According to a post in the AWS forum, this issue was fixed sometime in 2016. You can safely ignore the below! (but you should check out Instrumental’s application and server monitoring while you’re here)
At Instrumental, we use a lot of AWS’s services, and sometimes we find its dark corners. S3 had some downtime today, limited to the region us-standard. There hasn’t been a public post-mortem yet, but we’d like to share why we switched away from it and why you should, too.
Many teams use us-standard as their default region. It’s geographically spread across a large market. It looks just like any other region at first glance, but it’s actually the odd one, saddled with some interesting restrictions.
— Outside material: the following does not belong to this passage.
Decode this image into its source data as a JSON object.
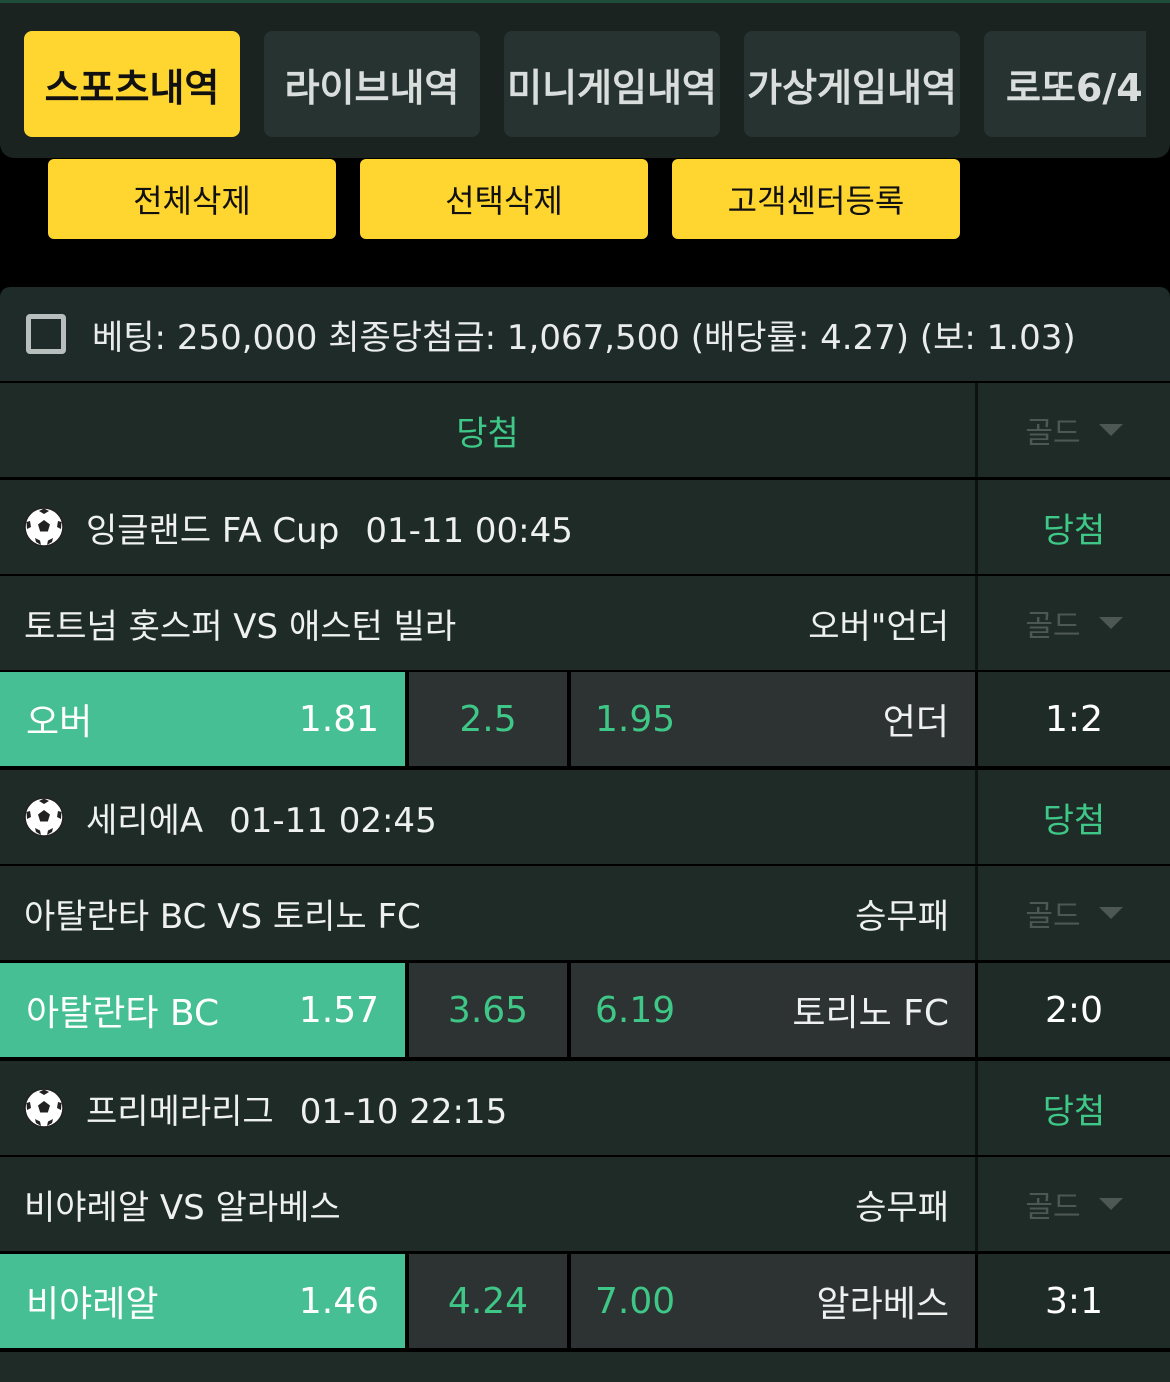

Because us-standard is spread over such a wide physical space, it is a special case and many S3 guarantees are different with it than any other region. The biggest of these differences is what AWS calls read-after-write consistency, and it applies when the code using S3 is calling from outside the us-east region.
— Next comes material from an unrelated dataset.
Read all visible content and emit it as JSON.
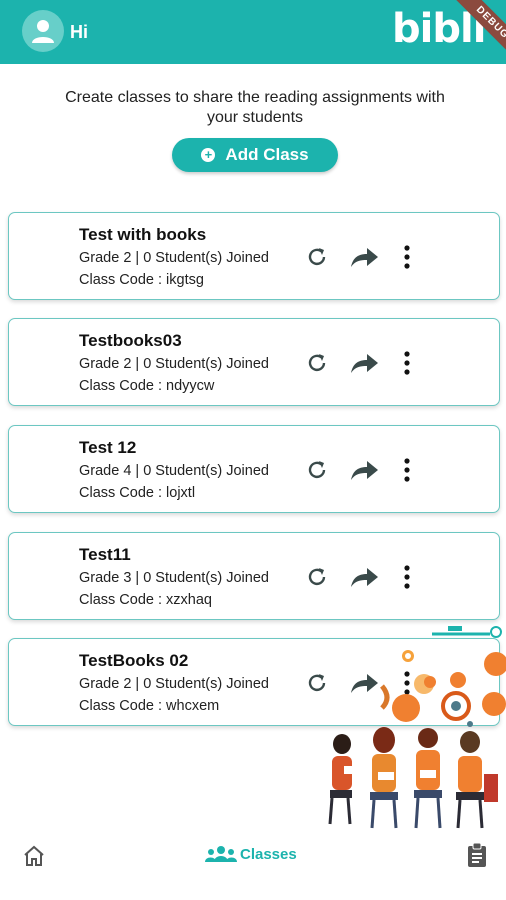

Simply put, if you’re requesting an object from S3’s us-standard region using anything other than the
s3-external-1.amazonaws.com endpoint, you may get a file does not exist error on something you just created in S3.
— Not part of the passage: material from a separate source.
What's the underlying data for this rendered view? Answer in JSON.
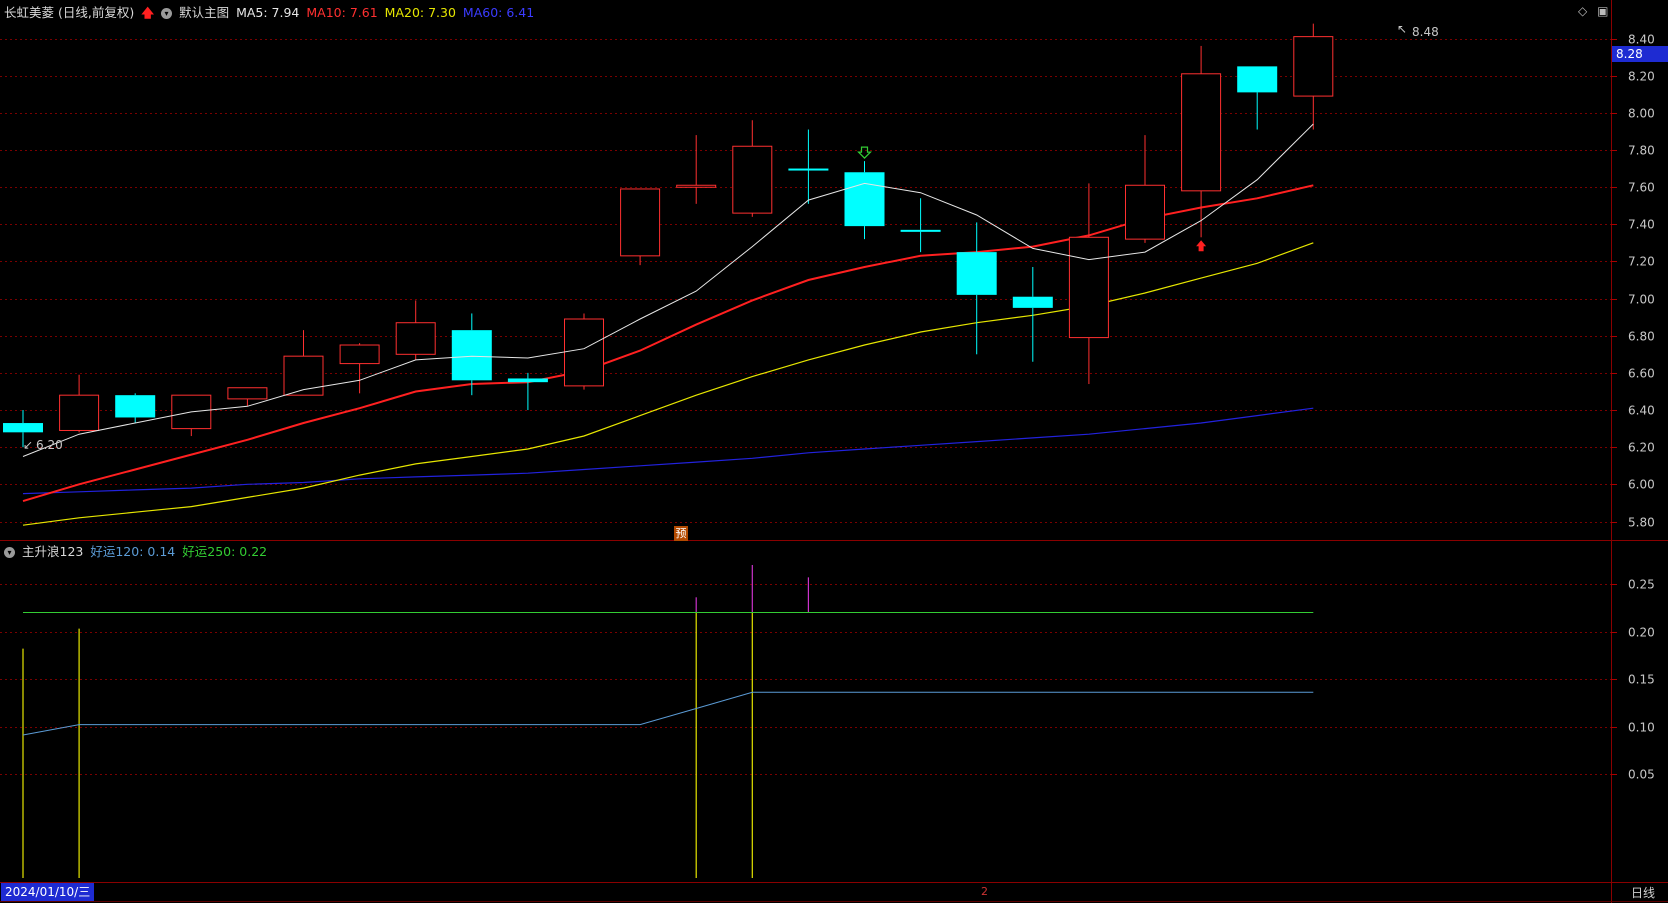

Here’s a bit from the S3 FAQ:
Amazon S3 buckets in all Regions provide read-after-write consistency for PUTS of new objects and eventual consistency for overwrite PUTS and DELETES. Amazon S3 buckets in the US Standard Region only provide read-after-write consistency when accessed through the Northern Virginia endpoint (
read-after-write of new new objects means when you create a new S3 object, it’s immediately available for read. Without this consistency, the latency is on the order of seconds. A few seconds of latency is often fine for many uses, especially when human reaction is involved, but it’s annoying when applications are dealing with S3. Here’s a simplified version of what that code can look like:
# process 1 s3.write(“file.csv”) # process 2 while !(csv = s3.get(“file.csv”)) sleep 0.1 end
It gets even weirder if you’re sharing S3 URLs with other applications, because you can’t actually wait for the file to appear, then fire off a job telling the other service that the file is available. Because these reads are inconsistent, your read may succeed, then future one’s fail, then succeed shortly thereafter. This happens because multiple servers are in charge of the metadata for which files exist, and it takes a while for this metadata to propagate to all the servers.
Why might you continue?
If you serve S3 URLs directly to customers mostly in the United States and you don’t mind eventual consistency. Though strongly consider Cloudfront as a faster, and global, solution to this problem.
If you already have handling for eventual consistency in your application and it’s in multiple us-regions. This gives you the bandwidth benefits of being close to S3 and you’ve already worked around the edge cases described above.
Another big warning in case you missed it:
All operations on existing S3 objects (regardless of region) are eventually consistent, so updating or deleting an object can have a delay before you see the effect and your code should be prepared for that.